В меркнущем свете кружатся призрачные лица. Вот мама накручивает волосы на палец; вот Гинга, прямая и бледная, как выцветшая доска; вот погруженный в раздумья папа; вот Панци, здоровый, но еще не обретший себя. Лица пляшут, меняются, превращаются в другие. Вот няня, какой она запомнилась с детства: ехидная и любопытная; вот госпожа Глючия, и госпожа Вимп, и другие опекунши расплываются теплым заботливым светом. На их месте появляется Кокус — юный, честный, влюбленный, но в то же время гордый, балагуры Крёп с Тиббетом, заносчивый Руфус, жадная до почестей Стелла в своих пышных нарядах.
На смену им приходят те, чья история уже кончилась: Манек, мадам Виллина, профессор Дилламонд и, конечно же, Фьеро, чьи вытатуированные ромбы переливаются голубой водой и синим пламенем. А также те, чья история оборвалась незавершенной: княгиня скроулян Настойя, которая не подоспела на помощь, и загадочный найденыш Лестар, рвущийся из Киамо-Ко.
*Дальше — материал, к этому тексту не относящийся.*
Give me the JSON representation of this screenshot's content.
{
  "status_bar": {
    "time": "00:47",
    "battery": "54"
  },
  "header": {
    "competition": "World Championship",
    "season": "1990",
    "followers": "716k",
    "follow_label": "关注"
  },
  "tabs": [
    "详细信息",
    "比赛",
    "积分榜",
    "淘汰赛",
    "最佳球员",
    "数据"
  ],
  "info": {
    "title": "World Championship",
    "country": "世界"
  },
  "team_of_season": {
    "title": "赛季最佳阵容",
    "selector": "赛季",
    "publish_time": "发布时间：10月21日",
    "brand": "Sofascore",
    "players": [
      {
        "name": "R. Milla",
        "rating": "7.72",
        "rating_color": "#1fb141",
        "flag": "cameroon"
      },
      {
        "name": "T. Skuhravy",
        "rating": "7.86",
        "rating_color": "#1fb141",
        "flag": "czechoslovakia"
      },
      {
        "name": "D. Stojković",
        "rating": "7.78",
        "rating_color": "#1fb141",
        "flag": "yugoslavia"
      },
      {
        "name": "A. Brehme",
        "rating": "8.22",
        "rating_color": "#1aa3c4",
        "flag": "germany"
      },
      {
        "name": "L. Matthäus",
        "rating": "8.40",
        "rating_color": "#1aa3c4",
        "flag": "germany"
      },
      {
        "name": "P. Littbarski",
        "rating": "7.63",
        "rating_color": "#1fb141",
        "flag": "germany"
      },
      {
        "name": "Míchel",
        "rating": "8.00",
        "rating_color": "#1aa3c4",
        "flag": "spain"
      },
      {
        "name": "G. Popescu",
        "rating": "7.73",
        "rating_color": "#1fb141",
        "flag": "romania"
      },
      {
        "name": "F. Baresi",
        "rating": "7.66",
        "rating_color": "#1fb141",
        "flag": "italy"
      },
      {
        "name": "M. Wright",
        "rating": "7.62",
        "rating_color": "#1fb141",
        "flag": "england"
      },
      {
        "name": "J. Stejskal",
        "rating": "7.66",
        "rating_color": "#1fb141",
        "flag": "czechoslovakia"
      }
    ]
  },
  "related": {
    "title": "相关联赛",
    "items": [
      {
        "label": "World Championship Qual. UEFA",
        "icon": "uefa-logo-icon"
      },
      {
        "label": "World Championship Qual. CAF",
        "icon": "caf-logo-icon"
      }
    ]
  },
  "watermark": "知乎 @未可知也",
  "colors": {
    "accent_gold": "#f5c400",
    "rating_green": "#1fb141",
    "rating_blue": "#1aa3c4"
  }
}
И Сарима, несмотря на гостеприимство, отказавшаяся простить, и ее сестры, и дети, и прошлое, и будущее…
И те, кто пал от руки Гудвина, как Килиджой. И сам Гудвин, жалкий неудачник в своем мире и могущественный властитель в чужом. И старуха Якуль, кем бы она ни была, и загадочные Наместницы, если они существовали, и гном, у которого и имени-то не было.
И странные спутники Элли, неполноценные существа, чудом связанные единой целью: трусливый Лев, соломенное чучело, искалеченный дровосек. На миг приближались они из тени и выходили на свет, а затем снова спешили назад.
И наконец кроткая богиня, та самая -дарящая богам, дотянулась к ней сквозь воду и огонь. Она что-то говорит, утешает, только слов не разобрать…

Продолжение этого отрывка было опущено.